Keanau Dennis Post (born September 4, 1992) is a Canadian basketball player. He played college basketball for Southwestern Illinois and Missouri.

==High school career==
Post began his high school career at Oak Bay High School where he played for head coach Josh Elsdon. He averaged 12.5 points in league action for Oak Bay and led his club to the 2009-10 AAA Regional Championship while being named tournament All-Star. For his last year of high school, he transferred to Westwind Academy.

==College career==
Post began his college career at Southwestern Illinois where he became one of the country's top junior college players as a sophomore after averaging 12.3 points and 8.3 rebounds and earning Second Team Junior College All-America. As a junior, he transferred to Missouri and as a senior he averaged 4.0 points and 3.6 rebounds in 29 games.

==Professional career==
After going undrafted in the 2015 NBA draft, Post signed with Raptors 905 on October 31, 2015, as an affiliate player. On November 14, he made his debut with the Raptors in an 83–80 loss to the Fort Wayne Mad Ants, recording six points and six rebounds in 19 minutes off the bench. On the 2015–16 season, he averaged 2.8 points, 2.4 rebounds and 0.3 blocks in 36 games.

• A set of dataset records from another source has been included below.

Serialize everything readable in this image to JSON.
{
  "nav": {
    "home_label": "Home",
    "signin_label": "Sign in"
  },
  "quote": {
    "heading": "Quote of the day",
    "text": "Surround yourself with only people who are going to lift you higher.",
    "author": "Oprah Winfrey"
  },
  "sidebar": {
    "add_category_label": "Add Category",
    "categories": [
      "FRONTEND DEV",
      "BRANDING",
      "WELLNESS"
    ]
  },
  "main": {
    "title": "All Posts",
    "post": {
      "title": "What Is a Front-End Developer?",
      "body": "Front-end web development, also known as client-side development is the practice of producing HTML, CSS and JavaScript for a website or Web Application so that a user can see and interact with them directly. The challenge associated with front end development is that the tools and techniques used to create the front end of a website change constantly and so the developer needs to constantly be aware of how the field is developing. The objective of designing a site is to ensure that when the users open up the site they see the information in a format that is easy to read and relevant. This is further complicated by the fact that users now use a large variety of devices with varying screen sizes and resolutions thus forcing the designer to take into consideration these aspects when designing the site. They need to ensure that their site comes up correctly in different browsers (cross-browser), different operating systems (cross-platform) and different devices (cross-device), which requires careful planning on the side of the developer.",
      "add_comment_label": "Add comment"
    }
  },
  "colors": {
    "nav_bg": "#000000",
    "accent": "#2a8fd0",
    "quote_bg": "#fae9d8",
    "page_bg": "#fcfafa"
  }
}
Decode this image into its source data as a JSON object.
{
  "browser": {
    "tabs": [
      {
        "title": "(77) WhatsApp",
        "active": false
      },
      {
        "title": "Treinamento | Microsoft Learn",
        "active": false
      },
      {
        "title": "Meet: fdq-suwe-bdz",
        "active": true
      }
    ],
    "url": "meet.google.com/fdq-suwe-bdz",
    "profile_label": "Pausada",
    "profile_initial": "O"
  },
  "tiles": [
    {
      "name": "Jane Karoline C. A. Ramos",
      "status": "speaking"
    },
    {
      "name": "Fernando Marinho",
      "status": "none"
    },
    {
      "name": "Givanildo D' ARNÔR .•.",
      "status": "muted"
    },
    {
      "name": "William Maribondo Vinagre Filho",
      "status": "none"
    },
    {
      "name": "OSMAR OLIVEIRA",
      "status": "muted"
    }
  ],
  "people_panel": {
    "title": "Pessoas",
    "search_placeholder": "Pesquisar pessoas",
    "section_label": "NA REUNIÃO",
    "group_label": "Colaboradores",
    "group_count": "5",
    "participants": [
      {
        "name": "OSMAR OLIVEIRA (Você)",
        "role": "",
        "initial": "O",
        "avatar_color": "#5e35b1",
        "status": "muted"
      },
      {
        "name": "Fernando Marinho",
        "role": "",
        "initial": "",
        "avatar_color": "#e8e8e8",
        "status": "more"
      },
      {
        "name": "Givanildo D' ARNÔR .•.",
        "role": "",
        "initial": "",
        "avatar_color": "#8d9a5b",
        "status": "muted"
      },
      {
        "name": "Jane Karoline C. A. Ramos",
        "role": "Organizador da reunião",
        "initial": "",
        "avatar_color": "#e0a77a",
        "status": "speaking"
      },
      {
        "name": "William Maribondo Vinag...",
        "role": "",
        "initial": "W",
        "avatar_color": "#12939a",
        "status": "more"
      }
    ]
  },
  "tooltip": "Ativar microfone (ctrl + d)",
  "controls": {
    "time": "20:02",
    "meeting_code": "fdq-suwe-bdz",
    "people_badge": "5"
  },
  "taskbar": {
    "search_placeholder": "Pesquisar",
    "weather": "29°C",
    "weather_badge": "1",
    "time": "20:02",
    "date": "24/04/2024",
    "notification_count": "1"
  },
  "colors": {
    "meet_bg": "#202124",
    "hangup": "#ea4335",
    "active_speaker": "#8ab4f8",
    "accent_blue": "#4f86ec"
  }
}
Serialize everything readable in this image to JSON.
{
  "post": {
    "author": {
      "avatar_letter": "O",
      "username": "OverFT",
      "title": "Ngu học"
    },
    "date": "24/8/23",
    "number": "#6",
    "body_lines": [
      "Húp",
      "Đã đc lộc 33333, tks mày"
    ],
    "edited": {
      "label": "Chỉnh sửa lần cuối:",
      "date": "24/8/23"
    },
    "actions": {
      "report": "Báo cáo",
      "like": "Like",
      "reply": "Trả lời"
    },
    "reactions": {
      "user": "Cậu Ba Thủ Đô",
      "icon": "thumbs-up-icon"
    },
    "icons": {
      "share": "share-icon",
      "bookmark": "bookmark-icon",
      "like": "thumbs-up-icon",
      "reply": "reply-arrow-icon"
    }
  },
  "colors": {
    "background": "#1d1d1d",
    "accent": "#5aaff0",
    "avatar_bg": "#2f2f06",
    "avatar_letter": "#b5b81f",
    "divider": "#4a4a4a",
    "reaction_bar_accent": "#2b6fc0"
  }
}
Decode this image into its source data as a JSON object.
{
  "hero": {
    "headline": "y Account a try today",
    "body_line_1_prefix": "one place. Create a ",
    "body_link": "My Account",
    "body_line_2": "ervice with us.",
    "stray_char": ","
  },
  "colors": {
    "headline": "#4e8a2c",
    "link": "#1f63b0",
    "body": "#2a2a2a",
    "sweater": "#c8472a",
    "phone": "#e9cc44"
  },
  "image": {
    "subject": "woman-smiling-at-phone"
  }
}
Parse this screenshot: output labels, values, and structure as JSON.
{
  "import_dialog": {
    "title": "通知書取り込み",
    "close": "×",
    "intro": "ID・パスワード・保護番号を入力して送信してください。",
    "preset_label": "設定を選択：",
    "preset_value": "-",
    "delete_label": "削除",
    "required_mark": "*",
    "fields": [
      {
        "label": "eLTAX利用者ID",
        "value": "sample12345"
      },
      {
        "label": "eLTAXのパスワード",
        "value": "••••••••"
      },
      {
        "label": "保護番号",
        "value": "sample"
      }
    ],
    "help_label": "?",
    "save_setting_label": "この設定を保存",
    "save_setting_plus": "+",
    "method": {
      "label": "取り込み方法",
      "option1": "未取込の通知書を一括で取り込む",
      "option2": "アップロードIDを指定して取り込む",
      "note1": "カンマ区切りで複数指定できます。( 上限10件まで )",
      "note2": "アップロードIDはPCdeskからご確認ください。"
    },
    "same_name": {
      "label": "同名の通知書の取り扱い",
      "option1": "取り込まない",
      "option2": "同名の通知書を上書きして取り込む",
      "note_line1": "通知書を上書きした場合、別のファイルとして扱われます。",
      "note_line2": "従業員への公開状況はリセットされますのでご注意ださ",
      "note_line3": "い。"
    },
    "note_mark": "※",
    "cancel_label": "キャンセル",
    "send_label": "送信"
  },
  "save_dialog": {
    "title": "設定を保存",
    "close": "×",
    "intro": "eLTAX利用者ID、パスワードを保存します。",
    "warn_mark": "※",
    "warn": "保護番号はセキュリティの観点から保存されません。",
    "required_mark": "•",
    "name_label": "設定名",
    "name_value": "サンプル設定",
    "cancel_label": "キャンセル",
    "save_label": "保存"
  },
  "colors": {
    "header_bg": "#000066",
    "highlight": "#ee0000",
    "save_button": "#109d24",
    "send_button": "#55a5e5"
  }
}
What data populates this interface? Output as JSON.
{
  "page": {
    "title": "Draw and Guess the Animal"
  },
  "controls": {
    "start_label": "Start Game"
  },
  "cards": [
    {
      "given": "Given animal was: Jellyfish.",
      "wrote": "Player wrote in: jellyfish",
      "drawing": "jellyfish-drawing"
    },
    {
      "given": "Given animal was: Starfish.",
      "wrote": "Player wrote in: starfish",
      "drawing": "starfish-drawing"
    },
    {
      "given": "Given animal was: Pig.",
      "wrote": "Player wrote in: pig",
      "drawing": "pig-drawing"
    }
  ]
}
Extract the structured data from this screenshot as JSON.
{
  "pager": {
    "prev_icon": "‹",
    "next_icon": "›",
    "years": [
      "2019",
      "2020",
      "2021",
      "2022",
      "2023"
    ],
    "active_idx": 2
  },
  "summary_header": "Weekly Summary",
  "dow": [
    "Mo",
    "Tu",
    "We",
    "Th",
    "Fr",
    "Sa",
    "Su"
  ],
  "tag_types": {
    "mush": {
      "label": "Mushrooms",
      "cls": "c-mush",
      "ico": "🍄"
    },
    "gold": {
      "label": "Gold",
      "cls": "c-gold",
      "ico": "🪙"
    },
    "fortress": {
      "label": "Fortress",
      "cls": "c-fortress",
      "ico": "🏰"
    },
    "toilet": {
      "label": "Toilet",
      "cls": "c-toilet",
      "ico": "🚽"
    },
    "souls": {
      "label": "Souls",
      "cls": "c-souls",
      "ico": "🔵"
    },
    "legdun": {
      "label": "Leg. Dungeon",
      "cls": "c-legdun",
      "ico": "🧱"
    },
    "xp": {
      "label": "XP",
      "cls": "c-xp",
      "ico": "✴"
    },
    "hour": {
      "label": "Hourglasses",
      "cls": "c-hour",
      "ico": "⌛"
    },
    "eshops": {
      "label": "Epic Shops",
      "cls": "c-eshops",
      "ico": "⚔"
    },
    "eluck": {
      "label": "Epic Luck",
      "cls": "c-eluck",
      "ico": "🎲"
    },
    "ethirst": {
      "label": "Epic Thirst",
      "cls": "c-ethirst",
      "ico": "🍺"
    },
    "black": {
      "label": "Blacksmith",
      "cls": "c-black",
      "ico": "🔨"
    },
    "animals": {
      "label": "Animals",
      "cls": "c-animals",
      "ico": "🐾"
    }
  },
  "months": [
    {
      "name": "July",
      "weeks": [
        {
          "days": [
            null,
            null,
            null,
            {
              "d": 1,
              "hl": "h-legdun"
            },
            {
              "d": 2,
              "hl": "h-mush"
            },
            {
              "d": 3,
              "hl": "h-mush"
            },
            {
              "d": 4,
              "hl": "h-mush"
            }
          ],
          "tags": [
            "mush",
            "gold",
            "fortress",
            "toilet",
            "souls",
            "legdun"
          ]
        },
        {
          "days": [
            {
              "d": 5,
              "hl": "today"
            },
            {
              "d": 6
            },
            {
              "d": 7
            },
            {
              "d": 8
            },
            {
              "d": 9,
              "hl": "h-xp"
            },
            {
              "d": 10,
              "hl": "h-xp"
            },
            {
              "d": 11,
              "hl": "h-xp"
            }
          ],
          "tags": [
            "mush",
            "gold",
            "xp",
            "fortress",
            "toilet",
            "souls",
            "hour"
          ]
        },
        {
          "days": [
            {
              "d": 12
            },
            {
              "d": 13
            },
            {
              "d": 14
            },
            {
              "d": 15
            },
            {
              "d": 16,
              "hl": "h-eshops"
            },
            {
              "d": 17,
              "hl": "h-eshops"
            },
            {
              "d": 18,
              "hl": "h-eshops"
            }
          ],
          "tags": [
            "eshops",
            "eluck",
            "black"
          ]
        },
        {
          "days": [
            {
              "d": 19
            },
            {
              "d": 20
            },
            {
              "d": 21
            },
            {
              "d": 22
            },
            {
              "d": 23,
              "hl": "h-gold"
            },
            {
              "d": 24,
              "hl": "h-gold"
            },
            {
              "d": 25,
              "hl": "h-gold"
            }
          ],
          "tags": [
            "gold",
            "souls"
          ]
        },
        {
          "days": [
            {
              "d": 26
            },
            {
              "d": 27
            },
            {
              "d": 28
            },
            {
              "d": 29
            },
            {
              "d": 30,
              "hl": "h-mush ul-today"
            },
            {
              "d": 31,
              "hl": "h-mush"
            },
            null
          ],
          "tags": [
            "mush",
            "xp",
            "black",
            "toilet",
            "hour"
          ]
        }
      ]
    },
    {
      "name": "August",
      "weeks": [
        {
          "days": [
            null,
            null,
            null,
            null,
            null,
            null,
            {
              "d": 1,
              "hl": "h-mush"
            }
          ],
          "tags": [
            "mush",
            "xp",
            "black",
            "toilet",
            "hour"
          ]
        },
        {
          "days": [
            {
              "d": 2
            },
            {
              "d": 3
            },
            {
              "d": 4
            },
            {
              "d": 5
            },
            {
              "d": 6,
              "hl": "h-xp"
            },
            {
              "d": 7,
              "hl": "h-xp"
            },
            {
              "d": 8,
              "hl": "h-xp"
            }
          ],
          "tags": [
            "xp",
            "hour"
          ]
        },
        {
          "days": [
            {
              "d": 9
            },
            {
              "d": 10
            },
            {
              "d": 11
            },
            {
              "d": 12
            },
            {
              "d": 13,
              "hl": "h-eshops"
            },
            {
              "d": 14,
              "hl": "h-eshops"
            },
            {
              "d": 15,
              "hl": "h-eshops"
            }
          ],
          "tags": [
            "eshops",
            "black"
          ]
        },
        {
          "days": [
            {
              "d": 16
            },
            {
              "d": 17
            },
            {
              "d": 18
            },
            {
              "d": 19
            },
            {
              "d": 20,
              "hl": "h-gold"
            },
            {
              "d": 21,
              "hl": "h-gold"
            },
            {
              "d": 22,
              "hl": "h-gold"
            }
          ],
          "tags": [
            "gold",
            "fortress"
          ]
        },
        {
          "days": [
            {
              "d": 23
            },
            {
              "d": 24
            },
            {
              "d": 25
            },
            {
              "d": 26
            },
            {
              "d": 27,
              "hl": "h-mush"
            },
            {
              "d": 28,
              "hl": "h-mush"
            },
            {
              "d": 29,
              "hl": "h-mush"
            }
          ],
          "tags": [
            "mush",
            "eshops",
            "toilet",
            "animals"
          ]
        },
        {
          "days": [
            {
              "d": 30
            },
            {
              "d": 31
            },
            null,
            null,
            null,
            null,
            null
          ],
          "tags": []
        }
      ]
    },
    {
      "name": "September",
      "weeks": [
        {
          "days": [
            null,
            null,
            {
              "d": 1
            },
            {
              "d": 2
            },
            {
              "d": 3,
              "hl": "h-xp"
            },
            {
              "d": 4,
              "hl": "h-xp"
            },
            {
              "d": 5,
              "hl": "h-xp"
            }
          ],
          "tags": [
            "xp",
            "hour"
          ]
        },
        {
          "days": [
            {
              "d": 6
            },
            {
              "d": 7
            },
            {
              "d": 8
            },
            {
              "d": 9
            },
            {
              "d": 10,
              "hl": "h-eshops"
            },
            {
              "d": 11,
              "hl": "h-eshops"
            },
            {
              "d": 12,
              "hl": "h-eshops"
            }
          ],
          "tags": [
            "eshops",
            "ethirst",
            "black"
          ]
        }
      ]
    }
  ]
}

On October 23, 2016, Post signed with Al-Nasr of the Saudi Premier League.

On August 24, 2019, he has signed with Polpharma Starogard Gdański of the Polish Basketball League.

On January 1, 2020, he has signed with Peja of the Kosovo Basketball Superleague. However, Post did not play a game with the team and instead joined Qatar Club. In five games, he averaged 13.4 points, 12.2 rebounds, 1.2 assists and 2.4 blocks per game. Post signed with Al Hala of the Bahraini Premier League on November 6.

In September 2021, Post joined REG BBC of the Rwandan NBL. He helped the team capture their second ever NBL championship.

On February 23, 2022, Post joined Taiwan Beer of the Super Basketball League.

==Personal life==
The son of a Jamaican father and a Canadian mother (Jazmynn Post), he grew up on the Caribbean beaches of Negril and Grenada, where he initially practiced swimming, running and playing soccer.